The Ofi Press Magazine

International Poetry and Literature from Mexico City

Poetry Review: Women and Literature: A Feminist Reading of Kurdish Women’s Poetry by Saman Balaky

Women and Literature: A Feminist Reading of Kurdish Women’s Poetry

Saman Balaky

Scholars’ Press 2014

£83

Review by Pippa Little

Published in issue 39 of The Ofi Press

 

 

 

 

There is something moving and poignant about reading this comprehensive, thoroughly-researched and sympathetic overview of Kurdish women’s poetry.

That’s because most of the poets and their work remain unable to speak for themselves directly, untranslated for the most part into more widely-used languages such as Spanish and English and ignored by their own literary establishment (and those of other countries).

This book attempts to bring this work into a wider arena and to provide the serious critical attention it has lacked so far.
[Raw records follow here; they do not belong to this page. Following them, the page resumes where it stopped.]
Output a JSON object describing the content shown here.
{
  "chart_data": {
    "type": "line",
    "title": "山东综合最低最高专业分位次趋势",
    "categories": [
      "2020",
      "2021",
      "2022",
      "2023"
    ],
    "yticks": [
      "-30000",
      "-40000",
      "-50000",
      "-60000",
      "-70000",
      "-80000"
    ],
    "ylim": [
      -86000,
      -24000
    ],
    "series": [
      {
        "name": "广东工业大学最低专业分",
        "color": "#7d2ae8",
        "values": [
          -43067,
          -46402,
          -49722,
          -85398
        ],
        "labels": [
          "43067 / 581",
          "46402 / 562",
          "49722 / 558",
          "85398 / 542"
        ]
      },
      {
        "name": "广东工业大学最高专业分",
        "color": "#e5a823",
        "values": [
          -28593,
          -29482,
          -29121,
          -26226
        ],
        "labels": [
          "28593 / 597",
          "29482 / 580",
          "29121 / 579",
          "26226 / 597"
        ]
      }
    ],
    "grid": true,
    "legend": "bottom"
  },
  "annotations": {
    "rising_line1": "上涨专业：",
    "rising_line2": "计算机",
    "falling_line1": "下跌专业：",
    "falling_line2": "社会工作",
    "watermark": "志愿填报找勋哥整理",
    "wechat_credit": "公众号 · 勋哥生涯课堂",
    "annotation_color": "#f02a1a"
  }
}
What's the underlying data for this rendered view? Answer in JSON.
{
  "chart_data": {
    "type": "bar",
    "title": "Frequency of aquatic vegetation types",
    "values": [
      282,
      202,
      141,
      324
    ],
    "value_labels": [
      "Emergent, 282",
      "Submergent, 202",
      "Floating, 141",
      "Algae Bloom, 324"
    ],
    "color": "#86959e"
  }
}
It’s the result of a PhD thesis which the Kurdish scholar Saman Balaky completed at Exeter University in 2013. It focuses on the period 1990-2009  when women’s writing experienced a ‘hectic’ flowering, partly as a result of Southern Kurdistan’s liberation in 1991 following the overthrow of the Iraqi Ba’th regime. Balaky studies seven poets in the Diaspora and seventeen living in Southern Kurdistan, all writing in Sorani Kurdish.

The theoretical structure is, as it states, specifically feminist, drawing on Anglo-American scholarship and gynocritics, particularly influenced by Elaine Showalter. Balaky also compares the different experiences and influences of the two different groups and reflects on how these impact on themes of gender and nationalism.

His analysis then is predominantly thematic, concentrating on how the poets express their struggles against patriarchy, misogynistic laws and tribalism depending on whether they write from home or from the Diaspora. While those in Kurdistan write of the female /maternal personification of homeland, poets abroad write defiantly of women’s sexuality in the face of repression; the poet Heme writes of her longing for home in exile.

Balaky writes that the work of a Kurdish woman poet ‘literally holds the exact features of her life and the real stories she has experienced since her childhood’. From the initial and important ‘airing of grievances’, as he puts it, the search for a ‘female writing’ comes into being, separate from that of masculine-dominated society and culture. In many ways he mirrors this progression with the feminist wave of Western poetry which rose in the 1960/1970s, attributing to it similar triggers.

My knowledge of Kurdish history, politics and women’s poetry is slight: the only familiar names here are Choman Hardi and Nazand Begikhani. I am wary of  accepting too easily the apparent  similarities set out here between what I know of the Western rise of feminist poetry with that in Kurdistan. I feel there is too smooth an ellision and that the Kurdish circumstances have their own complexities, the poetry more subtle differences as well as similarities. It is therefore so important that these voices be translated into a wide variety of languages. Bells of Speech by Nazand Begikhani is available in English translation, and Choman Hardi and Mimi Khalvati have translated the work of Kajal Ahmad into English. Hardi herself has a collection, Life for Us, published in English from Bloodaxe. Balaky’s quotes from his seventeen poets are powerful: the poet Ehmed personifies the street as symbolic of  visionary independence and right of access in contrast to the closed, oppressive house and writes:  ‘When I arrive at the station of women-killers/I have a feeling/that I love the street more than man’. Later, Balaky translates these lines of hers from the long poem ‘The History of the Apple Tree’:

           Since then like a tree

           How without any leaves on

           Resists the harshness of winter

           I too without weapon, barehandedly

           Stand in the face of the law of tribal ism and submission

This is a most welcome and important book which brings a  new and wider readership to these  ignored and undervalued poets. If the theoretical structure is a bit too US and Eurocentric, there will hopefully be further studies to unravel more complex patterns and comparisons in the future. In the meantime, this poetry needs

 

translation into other languages – Spanish, German, Italian, Swedish, English, Portugese, Japanese, Chinese and more  -  by other poets so their voices can be heard to the best advantage, less mediated and arranged as specimens.